The first suggestion I would make is to use hand-ground HSS cutting tools for use with any of the light duty imported lathes, for typical turning and facing operations, on large or small workpieces. Carbide cutting tools aren't a solution or subsitute/shortcut for small lathe users. Most carbide cutting tools don't even have particularly sharp cutting edges.
I'm not a machinist, I'm just familiar with the small lathes from China and the issues involved with the low quality of finishing that these machines exhibit. I had a little previous experience from a 1 year high school machine shop class, and later set up and operated machine shop for manufacturing light duy machinery. More recently, I became interested in metalworking again, and started buying small lathes and associated tooling.

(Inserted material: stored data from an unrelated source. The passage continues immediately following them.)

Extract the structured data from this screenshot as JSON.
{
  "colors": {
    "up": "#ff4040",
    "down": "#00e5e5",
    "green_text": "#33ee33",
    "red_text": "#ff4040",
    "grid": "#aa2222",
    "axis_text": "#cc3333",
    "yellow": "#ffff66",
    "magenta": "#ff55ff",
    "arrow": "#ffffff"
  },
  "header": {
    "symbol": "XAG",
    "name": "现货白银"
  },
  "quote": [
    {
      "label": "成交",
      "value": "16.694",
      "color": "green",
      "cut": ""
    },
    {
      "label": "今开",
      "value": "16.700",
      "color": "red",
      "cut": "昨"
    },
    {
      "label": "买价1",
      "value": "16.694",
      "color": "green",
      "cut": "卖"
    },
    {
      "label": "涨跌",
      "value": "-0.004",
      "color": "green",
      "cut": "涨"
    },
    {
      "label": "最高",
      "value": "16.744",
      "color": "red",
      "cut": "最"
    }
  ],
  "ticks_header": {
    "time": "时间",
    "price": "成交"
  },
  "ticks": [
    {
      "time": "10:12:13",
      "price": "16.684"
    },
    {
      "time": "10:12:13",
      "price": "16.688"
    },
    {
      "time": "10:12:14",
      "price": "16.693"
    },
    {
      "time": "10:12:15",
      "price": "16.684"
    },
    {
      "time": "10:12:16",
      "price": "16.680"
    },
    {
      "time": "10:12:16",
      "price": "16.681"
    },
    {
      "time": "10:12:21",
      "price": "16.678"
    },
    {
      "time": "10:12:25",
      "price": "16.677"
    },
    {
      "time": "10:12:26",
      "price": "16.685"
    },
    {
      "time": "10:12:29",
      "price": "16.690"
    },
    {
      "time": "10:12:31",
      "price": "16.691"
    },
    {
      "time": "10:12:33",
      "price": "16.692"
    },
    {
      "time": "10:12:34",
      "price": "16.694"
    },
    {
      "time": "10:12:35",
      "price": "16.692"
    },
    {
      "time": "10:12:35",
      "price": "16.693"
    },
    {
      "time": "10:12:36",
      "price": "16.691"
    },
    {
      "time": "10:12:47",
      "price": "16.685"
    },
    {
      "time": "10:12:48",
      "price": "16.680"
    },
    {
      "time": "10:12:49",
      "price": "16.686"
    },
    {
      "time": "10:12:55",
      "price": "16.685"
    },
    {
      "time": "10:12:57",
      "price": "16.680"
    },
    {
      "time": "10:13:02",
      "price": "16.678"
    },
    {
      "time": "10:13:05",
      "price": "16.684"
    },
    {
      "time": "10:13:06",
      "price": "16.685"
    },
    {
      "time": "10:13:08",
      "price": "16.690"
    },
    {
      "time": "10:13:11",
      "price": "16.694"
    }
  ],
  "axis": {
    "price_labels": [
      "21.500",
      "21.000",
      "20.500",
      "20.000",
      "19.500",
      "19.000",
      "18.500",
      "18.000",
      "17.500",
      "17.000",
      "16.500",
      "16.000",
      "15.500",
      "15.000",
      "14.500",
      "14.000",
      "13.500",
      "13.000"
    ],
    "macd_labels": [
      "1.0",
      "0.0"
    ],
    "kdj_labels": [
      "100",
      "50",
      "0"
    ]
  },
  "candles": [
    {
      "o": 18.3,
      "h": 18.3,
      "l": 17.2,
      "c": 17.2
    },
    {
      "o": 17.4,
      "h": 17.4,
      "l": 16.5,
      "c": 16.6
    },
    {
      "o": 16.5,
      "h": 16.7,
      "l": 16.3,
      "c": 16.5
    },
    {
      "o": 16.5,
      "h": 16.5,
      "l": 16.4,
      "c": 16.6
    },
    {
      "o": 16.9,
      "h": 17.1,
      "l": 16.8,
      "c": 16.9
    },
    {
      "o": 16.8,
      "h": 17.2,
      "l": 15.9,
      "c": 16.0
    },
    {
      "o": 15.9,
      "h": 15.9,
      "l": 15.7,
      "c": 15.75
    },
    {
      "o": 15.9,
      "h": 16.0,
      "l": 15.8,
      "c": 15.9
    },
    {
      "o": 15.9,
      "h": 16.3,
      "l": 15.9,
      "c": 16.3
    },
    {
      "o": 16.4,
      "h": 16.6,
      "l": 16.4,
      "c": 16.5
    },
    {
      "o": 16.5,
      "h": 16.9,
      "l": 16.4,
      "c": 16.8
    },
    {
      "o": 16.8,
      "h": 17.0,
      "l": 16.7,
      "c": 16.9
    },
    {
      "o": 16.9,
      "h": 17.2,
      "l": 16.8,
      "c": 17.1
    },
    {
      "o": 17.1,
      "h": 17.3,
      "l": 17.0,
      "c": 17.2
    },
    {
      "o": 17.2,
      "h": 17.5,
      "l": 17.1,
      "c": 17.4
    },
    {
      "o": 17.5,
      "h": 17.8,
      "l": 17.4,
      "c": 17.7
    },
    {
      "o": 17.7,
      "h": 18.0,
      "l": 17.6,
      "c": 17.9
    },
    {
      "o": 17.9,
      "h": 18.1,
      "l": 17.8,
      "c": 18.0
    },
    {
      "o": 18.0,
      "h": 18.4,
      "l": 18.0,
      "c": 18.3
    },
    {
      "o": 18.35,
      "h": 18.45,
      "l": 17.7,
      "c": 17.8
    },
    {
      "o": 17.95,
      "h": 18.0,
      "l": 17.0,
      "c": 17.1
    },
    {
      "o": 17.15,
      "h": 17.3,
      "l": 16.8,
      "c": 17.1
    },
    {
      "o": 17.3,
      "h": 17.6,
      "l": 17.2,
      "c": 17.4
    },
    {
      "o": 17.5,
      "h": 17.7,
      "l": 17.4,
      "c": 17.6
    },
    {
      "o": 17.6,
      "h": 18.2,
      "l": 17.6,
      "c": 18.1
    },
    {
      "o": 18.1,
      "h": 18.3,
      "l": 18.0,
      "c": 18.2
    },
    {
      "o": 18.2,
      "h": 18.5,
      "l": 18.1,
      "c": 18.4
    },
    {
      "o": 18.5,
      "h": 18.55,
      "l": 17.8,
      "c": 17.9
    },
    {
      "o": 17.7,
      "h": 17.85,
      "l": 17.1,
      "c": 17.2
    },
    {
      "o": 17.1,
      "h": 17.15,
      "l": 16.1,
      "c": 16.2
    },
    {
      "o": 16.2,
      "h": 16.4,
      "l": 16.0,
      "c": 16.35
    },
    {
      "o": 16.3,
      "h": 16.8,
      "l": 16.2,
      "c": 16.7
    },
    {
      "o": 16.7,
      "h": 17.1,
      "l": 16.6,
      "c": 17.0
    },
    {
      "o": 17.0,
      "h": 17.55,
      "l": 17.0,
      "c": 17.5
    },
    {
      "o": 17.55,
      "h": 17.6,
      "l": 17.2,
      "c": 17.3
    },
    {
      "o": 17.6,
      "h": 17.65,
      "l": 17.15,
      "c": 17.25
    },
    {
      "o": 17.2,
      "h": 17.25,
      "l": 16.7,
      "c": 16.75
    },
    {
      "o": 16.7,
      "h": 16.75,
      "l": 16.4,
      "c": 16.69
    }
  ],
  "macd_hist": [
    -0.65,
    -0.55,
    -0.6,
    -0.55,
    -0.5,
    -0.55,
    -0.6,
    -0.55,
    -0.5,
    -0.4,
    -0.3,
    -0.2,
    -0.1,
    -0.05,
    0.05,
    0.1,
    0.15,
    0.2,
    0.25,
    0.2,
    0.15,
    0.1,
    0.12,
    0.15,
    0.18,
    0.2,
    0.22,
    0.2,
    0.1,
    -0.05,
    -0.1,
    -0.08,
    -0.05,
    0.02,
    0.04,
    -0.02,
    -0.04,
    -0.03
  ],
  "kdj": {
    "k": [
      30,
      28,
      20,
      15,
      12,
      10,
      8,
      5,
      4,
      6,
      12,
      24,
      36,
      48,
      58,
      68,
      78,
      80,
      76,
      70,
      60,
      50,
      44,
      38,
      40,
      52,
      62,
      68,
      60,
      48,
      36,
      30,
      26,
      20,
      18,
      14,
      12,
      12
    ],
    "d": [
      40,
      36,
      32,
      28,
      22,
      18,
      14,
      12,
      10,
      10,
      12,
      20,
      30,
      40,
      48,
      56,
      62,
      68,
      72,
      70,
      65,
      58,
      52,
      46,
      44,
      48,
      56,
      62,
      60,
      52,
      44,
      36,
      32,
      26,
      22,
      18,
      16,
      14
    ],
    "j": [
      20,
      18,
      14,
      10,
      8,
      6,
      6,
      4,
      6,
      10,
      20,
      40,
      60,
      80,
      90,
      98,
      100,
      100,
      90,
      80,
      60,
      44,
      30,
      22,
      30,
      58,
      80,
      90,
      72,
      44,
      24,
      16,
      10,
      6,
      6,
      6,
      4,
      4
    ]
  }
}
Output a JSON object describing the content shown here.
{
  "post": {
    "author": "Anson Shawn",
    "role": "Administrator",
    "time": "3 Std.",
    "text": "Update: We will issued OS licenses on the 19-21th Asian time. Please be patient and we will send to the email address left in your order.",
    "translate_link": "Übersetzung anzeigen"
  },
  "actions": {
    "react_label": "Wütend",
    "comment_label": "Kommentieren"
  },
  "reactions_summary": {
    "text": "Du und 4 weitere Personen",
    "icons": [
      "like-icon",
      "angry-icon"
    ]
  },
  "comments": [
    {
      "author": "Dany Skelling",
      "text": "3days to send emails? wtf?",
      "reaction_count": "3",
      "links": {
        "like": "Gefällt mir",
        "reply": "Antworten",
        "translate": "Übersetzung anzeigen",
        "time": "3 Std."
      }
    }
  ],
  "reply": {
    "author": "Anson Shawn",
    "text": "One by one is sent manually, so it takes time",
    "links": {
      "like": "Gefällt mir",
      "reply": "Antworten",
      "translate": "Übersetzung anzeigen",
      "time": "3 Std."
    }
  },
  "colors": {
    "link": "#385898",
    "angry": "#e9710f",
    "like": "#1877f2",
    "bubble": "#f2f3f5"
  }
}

There are some tool dealers that sell pre-ground HSS cutting tools in sets.
3/8" set isn't appropriate for a mini-lathe, but I've seen 5/16" sets on eBay.. maybe some dealers have 1/4" sets, too.
All beginning small lathe users should familiarize themselves with tool grinding geometry as a starting point. Get a handful of HSS blanks to begin the learning process, and duplicate the grinds of the pre-ground tools, and also other configurations that might be needed.
Read the excellent Tool_Grinding tutorial by Harold Vordos concerning grinding wheels and procedures for hand grinding HSS cutting tools.
For general lathe usage, read some instructional info such as South Bend's How To Run A Lathe booklet, or some basic machining practices type books.
Another useful source of info is Shop Reference for Students and Apprentices available from Enco, published by the same company that produces Machinery's Handbook.
As Anorton pointed out, there are often quality issues with new small lathes from China. One can't assume that everything is snug and properly fitted.
One method that will show the user where problems are, involving fit and or adjustments, is to place a short bar (about 8") in the toolpost (simulating a long cutting tool) and apply finger or thumb pressure to see where loose-fitting dovetailed components are causing problems.
Any beginner should buy some easily machined materials to work with, starting out. Cold and hot rolled steel are cheap, but they aren't easy to produce good finishes with, as introductory materials. Choosing some leaded steel alloys will generally produce much better results. Choosing machinable grades of stainless steels will eliminate the frustration of trying to make parts from unknown grades of stainless/mystery metal. Some grades of stainless are very difficult to machine on small lathes.
Setting the cutting tool edge on the centerline of the workpiece (also the center of the spindle and tailstock bore) can be accomplished with a center gage that the user fabricates, or aligning the cutting edge with a dead center point in either the spindle or tailstock, or by using the steel rule method.
The steel rule method involves placing a pocket-sized rule beween the cutting tool tip and the outer surface of a piece of mounted round stock. As the tool tip approaches the rule against the round workpiece (or test bar), the rule becomes confined between two points, pointing in a direction that indicates if the cutting tool edge/tip is on the centerline. When the cutting tool is adjusted up or down, the rule changes position. When the rule is "perfectly" vertical, the cutting tool edge is located on the centerline. The steel rule doesn't need to actually be a steel rule, it can be any flat, straight, smooth piece of thin flat stock, such as a section of stiff feeler gage stock. A section of stiff feeler gage stock is actually better than a steel rule, since it's surfaces are completely flat, where a rule is partly covered with engraving.
Some users of small lathes from China will make a tall toolpost with a wide base that mounts directly onto the cross slide, eliminating the compound slide when they are just turning stock, and don't need the compound feed. This is a work-around to eliminate the extra flexing introduced by the compound slide.
It may be necessary to investigate many other potential quality issues with the mini-lathe, although it can get quite involved. The spindle bearing on my 9x20 model wasn't seated properly, and caused a lot of chatter, for example. There were various other problems that had a detrimental effect on performance with that model.
I doubt that the flex shaft-endmill will work, as the setup won't be rigid enough. The combination machines that I'm familiar with aren't capable of operating the mill and lathe simulaneously, as most of them only have one motor, and it's only engaged for one operation or the other.